L’émission avait pourtant bien eu lieu. Et le 27 novembre 2009, c’est Frédéric qui était reparti avec les deux cent cinquante mille euros, élégamment présentés sur le plateau de la finale en coupures de cent euros disposées dans une valisette métallique, reliée par une chaînette au poignet d’un agent de sécurité. Frédéric l’incollable, Frédéric le placide. Alias Kortez, alias Cyberfred, ancien gagnant, et plutôt deux fois qu’une, de « Questions pour un champion », de « Tout le monde veut prendre sa place », de « En toutes lettres », Frédéric qui ce soir-là lamina son adversaire « comme les chars américains ratiboisent le bocage normand », comparaison signée Josiane, correspondante de Ouest France et autre finaliste malheureuse. Alors tous les anciens champions, les champions d’or, les super champions, les masters et les super masters se dirent qu’ils avaient été bien bêtes, que le jeu n’avait rien de déshonorant et que l’année prochaine on allait voir ce qu’on allait voir.

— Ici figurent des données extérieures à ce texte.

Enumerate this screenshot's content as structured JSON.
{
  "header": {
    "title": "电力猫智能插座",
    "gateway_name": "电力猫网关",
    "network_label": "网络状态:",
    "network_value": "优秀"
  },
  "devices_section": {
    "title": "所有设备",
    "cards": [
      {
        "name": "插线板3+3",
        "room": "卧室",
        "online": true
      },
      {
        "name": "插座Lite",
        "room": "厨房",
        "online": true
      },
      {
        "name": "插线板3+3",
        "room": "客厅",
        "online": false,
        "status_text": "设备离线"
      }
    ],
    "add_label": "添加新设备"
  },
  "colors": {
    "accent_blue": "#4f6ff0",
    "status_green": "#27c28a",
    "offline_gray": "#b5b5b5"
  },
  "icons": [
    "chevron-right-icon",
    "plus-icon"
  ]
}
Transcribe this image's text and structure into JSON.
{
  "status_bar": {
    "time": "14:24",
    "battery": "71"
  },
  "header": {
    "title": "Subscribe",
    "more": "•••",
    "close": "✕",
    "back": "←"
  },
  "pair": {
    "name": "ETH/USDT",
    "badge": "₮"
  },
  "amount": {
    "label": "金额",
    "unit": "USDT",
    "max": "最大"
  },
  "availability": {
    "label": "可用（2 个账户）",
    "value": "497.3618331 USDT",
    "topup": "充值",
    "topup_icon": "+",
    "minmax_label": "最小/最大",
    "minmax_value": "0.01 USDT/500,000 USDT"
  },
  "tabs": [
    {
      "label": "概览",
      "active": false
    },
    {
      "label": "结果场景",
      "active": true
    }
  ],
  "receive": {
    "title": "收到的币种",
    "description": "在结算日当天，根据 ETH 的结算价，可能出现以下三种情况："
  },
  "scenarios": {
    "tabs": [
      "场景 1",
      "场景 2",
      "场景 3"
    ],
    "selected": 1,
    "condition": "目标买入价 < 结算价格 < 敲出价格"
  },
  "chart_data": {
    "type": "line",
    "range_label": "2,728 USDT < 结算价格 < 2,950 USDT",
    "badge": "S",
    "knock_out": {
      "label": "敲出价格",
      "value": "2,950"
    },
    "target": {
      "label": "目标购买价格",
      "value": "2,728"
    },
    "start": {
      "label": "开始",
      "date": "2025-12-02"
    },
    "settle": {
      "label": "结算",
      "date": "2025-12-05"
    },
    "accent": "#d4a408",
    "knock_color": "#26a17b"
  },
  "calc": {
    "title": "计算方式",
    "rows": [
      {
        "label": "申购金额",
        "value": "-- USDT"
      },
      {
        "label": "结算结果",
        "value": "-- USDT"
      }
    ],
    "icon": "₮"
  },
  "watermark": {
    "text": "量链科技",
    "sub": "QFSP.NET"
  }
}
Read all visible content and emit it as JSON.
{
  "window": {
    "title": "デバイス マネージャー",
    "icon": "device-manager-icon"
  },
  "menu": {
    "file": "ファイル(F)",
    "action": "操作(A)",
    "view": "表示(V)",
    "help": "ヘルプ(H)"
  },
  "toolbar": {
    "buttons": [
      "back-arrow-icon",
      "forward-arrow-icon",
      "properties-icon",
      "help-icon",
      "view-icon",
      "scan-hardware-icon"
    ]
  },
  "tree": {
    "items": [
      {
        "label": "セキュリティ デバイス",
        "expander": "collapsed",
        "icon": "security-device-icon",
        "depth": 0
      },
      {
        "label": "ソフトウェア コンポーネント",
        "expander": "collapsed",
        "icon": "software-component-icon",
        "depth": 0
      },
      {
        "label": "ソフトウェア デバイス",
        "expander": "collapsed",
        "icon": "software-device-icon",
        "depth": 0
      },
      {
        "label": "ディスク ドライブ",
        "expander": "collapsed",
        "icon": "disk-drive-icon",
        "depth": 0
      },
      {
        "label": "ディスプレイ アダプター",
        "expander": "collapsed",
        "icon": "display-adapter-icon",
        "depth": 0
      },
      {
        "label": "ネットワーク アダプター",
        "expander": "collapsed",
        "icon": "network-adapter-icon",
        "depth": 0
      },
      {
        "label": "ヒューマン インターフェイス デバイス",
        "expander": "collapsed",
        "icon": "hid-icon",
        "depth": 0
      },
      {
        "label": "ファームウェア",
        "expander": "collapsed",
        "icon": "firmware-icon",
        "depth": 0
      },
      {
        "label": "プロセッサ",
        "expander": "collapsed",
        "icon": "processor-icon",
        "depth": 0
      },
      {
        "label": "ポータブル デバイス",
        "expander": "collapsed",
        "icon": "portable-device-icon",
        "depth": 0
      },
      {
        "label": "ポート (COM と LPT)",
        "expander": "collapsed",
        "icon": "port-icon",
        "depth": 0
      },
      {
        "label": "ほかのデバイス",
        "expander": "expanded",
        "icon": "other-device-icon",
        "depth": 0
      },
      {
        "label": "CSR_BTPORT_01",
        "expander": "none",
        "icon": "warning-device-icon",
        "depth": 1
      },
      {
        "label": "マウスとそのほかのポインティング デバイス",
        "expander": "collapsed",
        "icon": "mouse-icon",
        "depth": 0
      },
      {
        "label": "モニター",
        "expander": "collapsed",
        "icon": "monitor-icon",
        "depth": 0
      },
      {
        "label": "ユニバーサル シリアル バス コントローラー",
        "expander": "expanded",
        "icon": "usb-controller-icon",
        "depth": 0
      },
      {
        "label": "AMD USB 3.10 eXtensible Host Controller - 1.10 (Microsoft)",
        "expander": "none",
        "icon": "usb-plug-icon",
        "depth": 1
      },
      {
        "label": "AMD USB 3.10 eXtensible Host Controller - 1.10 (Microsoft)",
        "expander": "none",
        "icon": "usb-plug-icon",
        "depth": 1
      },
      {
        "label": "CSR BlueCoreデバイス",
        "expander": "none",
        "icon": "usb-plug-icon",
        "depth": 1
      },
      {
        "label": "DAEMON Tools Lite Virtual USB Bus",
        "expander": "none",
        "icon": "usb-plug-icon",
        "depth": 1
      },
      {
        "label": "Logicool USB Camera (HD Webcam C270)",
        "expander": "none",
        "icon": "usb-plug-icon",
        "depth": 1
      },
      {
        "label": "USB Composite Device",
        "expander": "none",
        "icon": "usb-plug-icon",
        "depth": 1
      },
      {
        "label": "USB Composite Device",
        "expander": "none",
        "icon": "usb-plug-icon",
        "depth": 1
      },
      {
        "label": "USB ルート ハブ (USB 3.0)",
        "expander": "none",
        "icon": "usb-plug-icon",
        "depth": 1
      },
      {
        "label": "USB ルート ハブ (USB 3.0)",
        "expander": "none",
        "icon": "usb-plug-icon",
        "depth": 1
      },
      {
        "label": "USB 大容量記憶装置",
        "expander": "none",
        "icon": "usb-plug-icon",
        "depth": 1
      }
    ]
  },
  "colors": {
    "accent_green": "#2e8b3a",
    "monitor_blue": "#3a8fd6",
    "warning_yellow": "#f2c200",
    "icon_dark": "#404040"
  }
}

Et au printemps 2010 voici donc ce qu’on a pu lire sur le même forum des jeux de France 2 : « Je pense que je vais tenter cette année. » (Gregnalex.) « Je viens samedi aux aurores tenter le plus grand quiz, pour ceux qui me reconnaîtront n’hésitez pas à me faire coucou. » (Cœurdefleur.) « Ma hantise, tomber sur une question qui concerne quelqu’un que je côtoie régulièrement et ne pas savoir y répondre. » (Ninourd 1er, postant le lendemain : « Échec à la première question. Le prénom du commissaire Maigret [3]. ») Et Lady Mandarine, de retour des sélections : « Enfin rencontré Greg, revu Julie aussi, aperçu des têtes connues genre JPTaz ou Bandard ou un crack de QP1C qui s’appelle je crois Hervé ? » Nous voilà prévenus. Cette année ce sera chaud. Et si je veux faire mieux qu’en 2009 il va falloir s’accrocher.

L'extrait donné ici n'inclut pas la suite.